Data deduplication efforts have traditionally focused on backups and archives, but new unstructured data types and the continuing surge in data volumes are straining hardware and other resources. By applying deduplication when the data elements are created, you can improve storage efficiency, although you risk slowing the performance of your applications.
The more storage options your company uses, the more likely you're paying to store duplicate copies of text files, media, and other resources. This makes data deduplication more important than ever for efficient storage management. At the same time, finding and removing duplicate data has never been more challenging.
Deduplication has long been the province of data backups and archives. But storage executive Arun Taneja recommends deduping data when it is created. Taneja is quoted in a October 2014 TechTarget article written by Alex Barrett.
Organizations may hesitate to run deduplication on their primary data, but the advantages in terms of space savings and processor efficiency make the practice worthwhile.
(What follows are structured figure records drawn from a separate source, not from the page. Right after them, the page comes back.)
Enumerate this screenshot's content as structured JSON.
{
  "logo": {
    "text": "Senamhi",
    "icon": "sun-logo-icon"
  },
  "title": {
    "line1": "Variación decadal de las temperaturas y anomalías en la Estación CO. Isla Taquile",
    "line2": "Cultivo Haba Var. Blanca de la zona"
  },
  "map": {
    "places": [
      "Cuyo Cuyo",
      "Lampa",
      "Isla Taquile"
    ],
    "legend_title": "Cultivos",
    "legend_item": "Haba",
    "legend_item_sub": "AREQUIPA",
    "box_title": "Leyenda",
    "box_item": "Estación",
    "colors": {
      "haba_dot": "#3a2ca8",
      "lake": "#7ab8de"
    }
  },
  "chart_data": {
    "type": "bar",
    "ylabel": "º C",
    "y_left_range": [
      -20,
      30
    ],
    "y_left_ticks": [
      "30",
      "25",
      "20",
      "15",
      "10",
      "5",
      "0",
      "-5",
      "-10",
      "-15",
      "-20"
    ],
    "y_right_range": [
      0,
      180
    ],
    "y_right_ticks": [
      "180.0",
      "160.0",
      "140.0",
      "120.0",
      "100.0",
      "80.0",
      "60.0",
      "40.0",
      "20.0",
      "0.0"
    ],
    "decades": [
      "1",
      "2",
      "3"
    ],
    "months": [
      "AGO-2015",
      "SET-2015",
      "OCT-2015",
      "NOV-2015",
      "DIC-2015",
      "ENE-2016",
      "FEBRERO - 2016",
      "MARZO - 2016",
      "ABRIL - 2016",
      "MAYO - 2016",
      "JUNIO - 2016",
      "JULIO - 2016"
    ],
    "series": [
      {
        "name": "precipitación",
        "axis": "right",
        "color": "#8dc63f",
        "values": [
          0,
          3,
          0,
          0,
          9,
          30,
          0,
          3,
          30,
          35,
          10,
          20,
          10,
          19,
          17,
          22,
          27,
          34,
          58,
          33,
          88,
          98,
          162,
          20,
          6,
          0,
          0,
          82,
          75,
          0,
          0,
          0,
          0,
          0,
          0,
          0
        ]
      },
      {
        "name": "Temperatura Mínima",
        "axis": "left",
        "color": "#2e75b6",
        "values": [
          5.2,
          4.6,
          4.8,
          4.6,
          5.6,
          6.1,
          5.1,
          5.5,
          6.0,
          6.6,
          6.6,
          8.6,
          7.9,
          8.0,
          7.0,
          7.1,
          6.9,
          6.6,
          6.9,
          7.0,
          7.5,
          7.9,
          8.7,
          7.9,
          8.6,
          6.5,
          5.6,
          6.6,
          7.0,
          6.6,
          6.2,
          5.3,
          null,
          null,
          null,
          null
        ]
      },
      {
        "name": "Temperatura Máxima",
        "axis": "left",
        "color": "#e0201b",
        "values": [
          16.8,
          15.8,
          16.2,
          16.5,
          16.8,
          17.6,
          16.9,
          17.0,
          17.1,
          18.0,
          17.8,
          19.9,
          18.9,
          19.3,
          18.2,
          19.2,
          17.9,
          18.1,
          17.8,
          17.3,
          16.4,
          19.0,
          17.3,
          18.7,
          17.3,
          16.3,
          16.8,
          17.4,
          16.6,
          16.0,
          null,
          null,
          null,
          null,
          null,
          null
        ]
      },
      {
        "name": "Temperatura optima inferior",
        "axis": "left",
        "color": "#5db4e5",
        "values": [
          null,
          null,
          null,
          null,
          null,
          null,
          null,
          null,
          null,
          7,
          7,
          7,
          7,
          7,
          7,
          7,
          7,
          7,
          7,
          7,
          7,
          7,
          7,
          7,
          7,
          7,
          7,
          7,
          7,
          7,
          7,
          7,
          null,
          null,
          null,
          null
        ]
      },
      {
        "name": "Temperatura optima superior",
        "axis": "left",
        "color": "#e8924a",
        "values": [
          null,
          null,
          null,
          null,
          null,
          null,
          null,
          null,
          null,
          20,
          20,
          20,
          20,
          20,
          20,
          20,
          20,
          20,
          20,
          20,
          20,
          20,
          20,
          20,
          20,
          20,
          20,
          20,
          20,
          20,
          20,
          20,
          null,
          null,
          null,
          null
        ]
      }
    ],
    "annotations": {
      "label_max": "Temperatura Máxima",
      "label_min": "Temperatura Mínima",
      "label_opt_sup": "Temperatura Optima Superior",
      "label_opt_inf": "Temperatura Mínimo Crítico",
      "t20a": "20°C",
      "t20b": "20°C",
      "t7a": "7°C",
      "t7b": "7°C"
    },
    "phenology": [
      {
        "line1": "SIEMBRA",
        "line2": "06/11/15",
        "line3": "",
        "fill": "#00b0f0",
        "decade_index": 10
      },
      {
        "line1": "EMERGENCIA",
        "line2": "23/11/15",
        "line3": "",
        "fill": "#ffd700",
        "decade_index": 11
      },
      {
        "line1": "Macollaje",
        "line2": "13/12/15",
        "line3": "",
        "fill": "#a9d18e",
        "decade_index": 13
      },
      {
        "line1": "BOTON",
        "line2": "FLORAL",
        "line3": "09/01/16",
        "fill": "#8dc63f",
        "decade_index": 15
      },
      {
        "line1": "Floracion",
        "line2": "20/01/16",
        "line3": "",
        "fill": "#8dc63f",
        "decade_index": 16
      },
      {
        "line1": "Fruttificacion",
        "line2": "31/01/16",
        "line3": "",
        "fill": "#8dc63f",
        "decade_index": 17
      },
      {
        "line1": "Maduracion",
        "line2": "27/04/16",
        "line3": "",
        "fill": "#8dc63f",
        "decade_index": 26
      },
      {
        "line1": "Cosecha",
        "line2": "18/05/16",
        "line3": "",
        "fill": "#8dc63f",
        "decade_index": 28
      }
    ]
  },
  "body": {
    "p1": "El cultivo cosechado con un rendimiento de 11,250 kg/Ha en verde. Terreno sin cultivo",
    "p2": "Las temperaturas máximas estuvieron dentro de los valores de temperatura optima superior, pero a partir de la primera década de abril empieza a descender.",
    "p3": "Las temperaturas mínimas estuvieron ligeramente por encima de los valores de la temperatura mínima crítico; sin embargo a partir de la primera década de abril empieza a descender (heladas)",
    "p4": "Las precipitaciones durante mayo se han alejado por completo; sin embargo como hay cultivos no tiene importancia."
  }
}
For example, text files and virtual desktop environments can realize 40:1 deduplication rates, although 6:1 deduplication rates are considered a good average by storage vendors.
On the other end of the spectrum, encrypted backups and video files aren't amenable to hash-based in-line deduplication. And compressed files in general dedupe poorly or not at all.
In-line deduplication puts efficient storage front and center
Running deduplication on primary data introduces the possibility that applications will be made to wait as data is written or read. If application performance is paramount, deduplication is shifted to post-processing. This maximizes processor cycles, but it requires more primary storage, which negates one of the principal advantages of deduplication: storage savings.
In a September 2014 TechTarget article, Brien Posey offers two reasons why in-line, software-based deduplication is worth the possible performance hit: first, your existing hardware likely can handle the added processing load without any noticeable degradation; and second, any performance reduction that results may be worth the savings in other areas, particularly in improved data transmission rates.
Today's deduplication challenges will only become more thorny as new types of data -- and much more of it -- find their way into your business's day-to-day operations. In an April 24, 2014, post on Wired, Sepaton executive Amy Lipton points out that efficient data management now requires scalability beyond simply buying more hardware to expand existing data silos.